Response 1: Thank you for your constructive suggestion. We have added the figure 1. (Page 4, Paragraph 1, Line 116-117)
Figure 1. The process of on-flight sampling (T/RH/VOCs)
Comments 2: Among the alkyl chlorides, why did you focus on tetrachloroethylene in this case? Can alkyl chloride of lower molecular weight also be analyzed using this technique?
Response 2: Thank you for pointing this out. There are three main reasons for focusing PCE as cabin target VOC: (1) PCE showed high detection rates of 57%-90% in aircraft cabins in published studies, while the rate was lower of 30% in residences. In another word, PCE may be a particular pollutant in aircraft. (2) PCE has adverse health impact, even short-term exposure may cause physical discomfort such as headache, dizziness and forgetfulness. (3) Standard for indoor air quality in China has included PCE as target VOC in residence, which means PCE would gradually become a noteworthy VOC in other indoor environments like cabins.

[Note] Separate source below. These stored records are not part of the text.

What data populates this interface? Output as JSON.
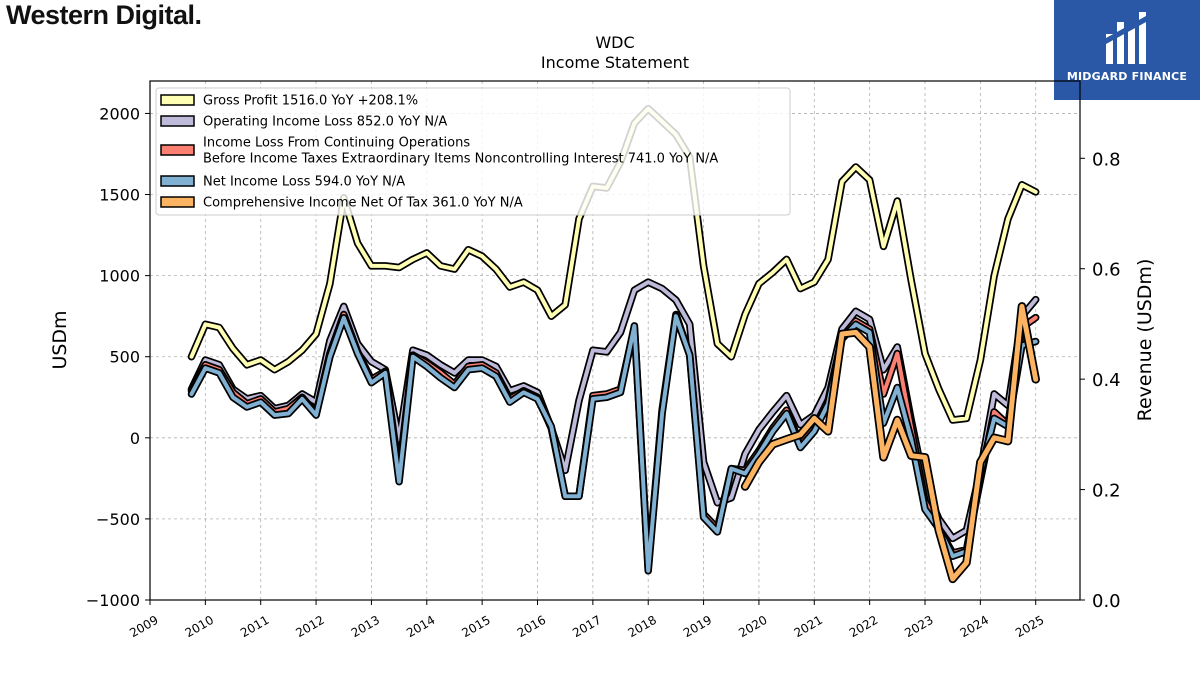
{
  "brand": {
    "left_logo": "Western Digital.",
    "right_logo": "MIDGARD FINANCE"
  },
  "chart_data": {
    "type": "line",
    "title": "WDC",
    "subtitle": "Income Statement",
    "ylabel": "USDm",
    "ylabel_right": "Revenue (USDm)",
    "xlabel": "",
    "ylim": [
      -1000,
      2200
    ],
    "ylim_right": [
      0.0,
      0.94
    ],
    "xlim": [
      2009.0,
      2025.8
    ],
    "yticks": [
      -1000,
      -500,
      0,
      500,
      1000,
      1500,
      2000
    ],
    "yticks_right": [
      0.0,
      0.2,
      0.4,
      0.6,
      0.8
    ],
    "xticks": [
      2009,
      2010,
      2011,
      2012,
      2013,
      2014,
      2015,
      2016,
      2017,
      2018,
      2019,
      2020,
      2021,
      2022,
      2023,
      2024,
      2025
    ],
    "grid": true,
    "legend_position": "top-left",
    "legend_lines": [
      [
        "Gross Profit  1516.0 YoY +208.1%"
      ],
      [
        "Operating Income Loss  852.0 YoY N/A"
      ],
      [
        "Income Loss From Continuing Operations",
        "Before Income Taxes Extraordinary Items Noncontrolling Interest  741.0 YoY N/A"
      ],
      [
        "Net Income Loss  594.0 YoY N/A"
      ],
      [
        "Comprehensive Income Net Of Tax  361.0 YoY N/A"
      ]
    ],
    "series": [
      {
        "name": "Gross Profit",
        "color": "#ffffb3",
        "x": [
          2009.75,
          2010.0,
          2010.25,
          2010.5,
          2010.75,
          2011.0,
          2011.25,
          2011.5,
          2011.75,
          2012.0,
          2012.25,
          2012.5,
          2012.75,
          2013.0,
          2013.25,
          2013.5,
          2013.75,
          2014.0,
          2014.25,
          2014.5,
          2014.75,
          2015.0,
          2015.25,
          2015.5,
          2015.75,
          2016.0,
          2016.25,
          2016.5,
          2016.75,
          2017.0,
          2017.25,
          2017.5,
          2017.75,
          2018.0,
          2018.25,
          2018.5,
          2018.75,
          2019.0,
          2019.25,
          2019.5,
          2019.75,
          2020.0,
          2020.25,
          2020.5,
          2020.75,
          2021.0,
          2021.25,
          2021.5,
          2021.75,
          2022.0,
          2022.25,
          2022.5,
          2022.75,
          2023.0,
          2023.25,
          2023.5,
          2023.75,
          2024.0,
          2024.25,
          2024.5,
          2024.75,
          2025.0
        ],
        "values": [
          500,
          700,
          680,
          550,
          450,
          480,
          420,
          470,
          540,
          640,
          950,
          1480,
          1200,
          1060,
          1060,
          1050,
          1100,
          1140,
          1060,
          1040,
          1160,
          1120,
          1040,
          930,
          960,
          910,
          750,
          820,
          1350,
          1550,
          1540,
          1700,
          1940,
          2030,
          1950,
          1870,
          1730,
          1060,
          580,
          500,
          760,
          950,
          1020,
          1100,
          920,
          960,
          1100,
          1580,
          1670,
          1590,
          1180,
          1460,
          970,
          520,
          300,
          110,
          120,
          480,
          1000,
          1350,
          1560,
          1516
        ]
      },
      {
        "name": "Operating Income Loss",
        "color": "#bebada",
        "x": [
          2009.75,
          2010.0,
          2010.25,
          2010.5,
          2010.75,
          2011.0,
          2011.25,
          2011.5,
          2011.75,
          2012.0,
          2012.25,
          2012.5,
          2012.75,
          2013.0,
          2013.25,
          2013.5,
          2013.75,
          2014.0,
          2014.25,
          2014.5,
          2014.75,
          2015.0,
          2015.25,
          2015.5,
          2015.75,
          2016.0,
          2016.25,
          2016.5,
          2016.75,
          2017.0,
          2017.25,
          2017.5,
          2017.75,
          2018.0,
          2018.25,
          2018.5,
          2018.75,
          2019.0,
          2019.25,
          2019.5,
          2019.75,
          2020.0,
          2020.25,
          2020.5,
          2020.75,
          2021.0,
          2021.25,
          2021.5,
          2021.75,
          2022.0,
          2022.25,
          2022.5,
          2022.75,
          2023.0,
          2023.25,
          2023.5,
          2023.75,
          2024.0,
          2024.25,
          2024.5,
          2024.75,
          2025.0
        ],
        "values": [
          300,
          480,
          450,
          300,
          240,
          260,
          180,
          200,
          270,
          220,
          600,
          810,
          580,
          470,
          420,
          -10,
          540,
          510,
          450,
          400,
          480,
          480,
          440,
          290,
          320,
          280,
          60,
          -200,
          230,
          540,
          530,
          650,
          910,
          960,
          920,
          850,
          700,
          -150,
          -400,
          -370,
          -100,
          50,
          160,
          260,
          80,
          140,
          310,
          670,
          780,
          730,
          420,
          560,
          110,
          -300,
          -500,
          -620,
          -570,
          -200,
          270,
          200,
          750,
          852
        ]
      },
      {
        "name": "Income Loss From Continuing Operations Before Income Taxes Extraordinary Items Noncontrolling Interest",
        "color": "#fb8072",
        "x": [
          2009.75,
          2010.0,
          2010.25,
          2010.5,
          2010.75,
          2011.0,
          2011.25,
          2011.5,
          2011.75,
          2012.0,
          2012.25,
          2012.5,
          2012.75,
          2013.0,
          2013.25,
          2013.5,
          2013.75,
          2014.0,
          2014.25,
          2014.5,
          2014.75,
          2015.0,
          2015.25,
          2015.5,
          2015.75,
          2016.0,
          2016.25,
          2016.5,
          2016.75,
          2017.0,
          2017.25,
          2017.5,
          2017.75,
          2018.0,
          2018.25,
          2018.5,
          2018.75,
          2019.0,
          2019.25,
          2019.5,
          2019.75,
          2020.0,
          2020.25,
          2020.5,
          2020.75,
          2021.0,
          2021.25,
          2021.5,
          2021.75,
          2022.0,
          2022.25,
          2022.5,
          2022.75,
          2023.0,
          2023.25,
          2023.5,
          2023.75,
          2024.0,
          2024.25,
          2024.5,
          2024.75,
          2025.0
        ],
        "values": [
          290,
          450,
          420,
          280,
          210,
          240,
          160,
          180,
          250,
          150,
          520,
          760,
          530,
          360,
          410,
          -220,
          510,
          460,
          400,
          330,
          440,
          450,
          400,
          240,
          290,
          250,
          60,
          -360,
          -360,
          260,
          270,
          300,
          680,
          -800,
          170,
          760,
          510,
          -470,
          -560,
          -190,
          -200,
          -80,
          60,
          170,
          -40,
          60,
          230,
          620,
          720,
          670,
          270,
          520,
          60,
          -390,
          -560,
          -710,
          -690,
          -260,
          160,
          80,
          680,
          741
        ]
      },
      {
        "name": "Net Income Loss",
        "color": "#80b1d3",
        "x": [
          2009.75,
          2010.0,
          2010.25,
          2010.5,
          2010.75,
          2011.0,
          2011.25,
          2011.5,
          2011.75,
          2012.0,
          2012.25,
          2012.5,
          2012.75,
          2013.0,
          2013.25,
          2013.5,
          2013.75,
          2014.0,
          2014.25,
          2014.5,
          2014.75,
          2015.0,
          2015.25,
          2015.5,
          2015.75,
          2016.0,
          2016.25,
          2016.5,
          2016.75,
          2017.0,
          2017.25,
          2017.5,
          2017.75,
          2018.0,
          2018.25,
          2018.5,
          2018.75,
          2019.0,
          2019.25,
          2019.5,
          2019.75,
          2020.0,
          2020.25,
          2020.5,
          2020.75,
          2021.0,
          2021.25,
          2021.5,
          2021.75,
          2022.0,
          2022.25,
          2022.5,
          2022.75,
          2023.0,
          2023.25,
          2023.5,
          2023.75,
          2024.0,
          2024.25,
          2024.5,
          2024.75,
          2025.0
        ],
        "values": [
          270,
          430,
          400,
          250,
          190,
          220,
          140,
          150,
          240,
          140,
          500,
          740,
          520,
          340,
          400,
          -270,
          500,
          440,
          370,
          310,
          420,
          430,
          380,
          220,
          280,
          240,
          70,
          -360,
          -360,
          240,
          250,
          280,
          690,
          -820,
          150,
          750,
          510,
          -490,
          -580,
          -190,
          -220,
          -100,
          40,
          150,
          -60,
          40,
          210,
          610,
          700,
          650,
          90,
          310,
          -10,
          -440,
          -560,
          -730,
          -700,
          -220,
          120,
          70,
          570,
          594
        ]
      },
      {
        "name": "Comprehensive Income Net Of Tax",
        "color": "#fdb462",
        "x": [
          2019.75,
          2020.0,
          2020.25,
          2020.5,
          2020.75,
          2021.0,
          2021.25,
          2021.5,
          2021.75,
          2022.0,
          2022.25,
          2022.5,
          2022.75,
          2023.0,
          2023.25,
          2023.5,
          2023.75,
          2024.0,
          2024.25,
          2024.5,
          2024.75,
          2025.0
        ],
        "values": [
          -300,
          -150,
          -40,
          -10,
          20,
          120,
          40,
          640,
          650,
          560,
          -120,
          110,
          -110,
          -120,
          -570,
          -870,
          -770,
          -150,
          0,
          -20,
          810,
          361
        ]
      }
    ]
  }
}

For other chloride VOCs such as trichloromethane, trichloroethylene and tetrachloromethane (lower molecular weight) could also be sampled by Tenax-TA tubes with pump, and analyzed by TD-GC/MS, as referenced by the Standards for Indoor Air Quality (GB 18883-2022).

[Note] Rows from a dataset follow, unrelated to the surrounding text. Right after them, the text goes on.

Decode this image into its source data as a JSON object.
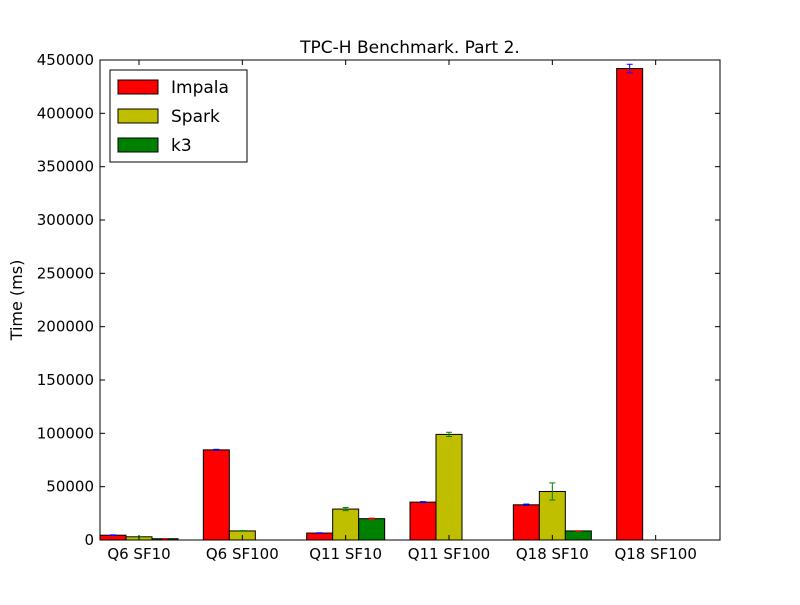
{
  "chart_data": {
    "type": "bar",
    "title": "TPC-H Benchmark. Part 2.",
    "xlabel": "",
    "ylabel": "Time (ms)",
    "ylim": [
      0,
      450000
    ],
    "yticks": [
      0,
      50000,
      100000,
      150000,
      200000,
      250000,
      300000,
      350000,
      400000,
      450000
    ],
    "categories": [
      "Q6 SF10",
      "Q6 SF100",
      "Q11 SF10",
      "Q11 SF100",
      "Q18 SF10",
      "Q18 SF100"
    ],
    "series": [
      {
        "name": "Impala",
        "color": "#ff0000",
        "error_color": "#0000ff",
        "values": [
          4500,
          84500,
          6500,
          35500,
          33000,
          442000
        ],
        "errors": [
          300,
          500,
          300,
          500,
          700,
          4000
        ]
      },
      {
        "name": "Spark",
        "color": "#bfbf00",
        "error_color": "#008000",
        "values": [
          3000,
          8500,
          29000,
          99000,
          45500,
          0
        ],
        "errors": [
          200,
          300,
          1500,
          2000,
          8000,
          0
        ]
      },
      {
        "name": "k3",
        "color": "#008000",
        "error_color": "#ff0000",
        "values": [
          1200,
          0,
          20000,
          0,
          8500,
          0
        ],
        "errors": [
          100,
          0,
          500,
          0,
          200,
          0
        ]
      }
    ],
    "legend_position": "top-left",
    "grid": false
  }
}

Comments 3: You have included the results by aircraft type in Figure 1. Don't these results vary greatly from airline to airline?
Response 3: Thank you for your careful comment. We agreed with that there is difference in PCE distribution between different airlines and flights. And we also found that there is difference in the same airline. Indeed, according PMF source apportionment, cleaning products may account for the largest PCE source contribution. As a result, the usage of cleaning products may be the basic cause of PCE difference between airlines, flights, or aircraft type.
Comments 4: The discussion in 3.22 and 3.2.5 is difficult to understand due to the text alone. Please use graphs, etc. as appropriate.
Response 4: Thank you for your constructive suggestion, and we appreciate it. In 3.2.2, we discussed the “Factor 2: Aircraft Cleaning/Maintenance”, and the corresponding graph is as illustrated in figure 5.
The first paragraph of “Factor 2 had high percentage of p-xylene (92.1%)…” talked about six VOCs had high percentage in Fig.5, which are representative compounds in painting, so, the factor 2 was treated as a source of painting in daily maintenance.
The second paragraph of “Painting is one important phase in aircraft maintenance…” explained the usage of PCE in aircraft painting.
The third paragraph of “PCE is the first characteristic component of solvent-based dry-cleaning agents…” explained PCE was also used as cleaning agents for aircraft outer skin except for outer skin painting. Combined with painting usage, factor 2 was finally identified as a source of Aircraft Cleaning/Maintenance.
In section 2.3.5, we discussed the “Factor 5: Non-fuel Oil”, and the corresponding graph is as illustrated in figure 5.
The first paragraph of “Factor 5 had high percentage of benzene (93.7%)…” talked about five VOCs had high percentage in Fig.5, which are representative compounds in lubricants, so, the factor 5 was treated as a source of non-fuel oil.
The second paragraph of “oil contamination may be introduced by bleeding air into aircraft cabin…” explained the possibility that ventilation system may induce lubricant containing PCE into cabins.
If the explanation is insufficient, we can supply additional graphs or tables as needed.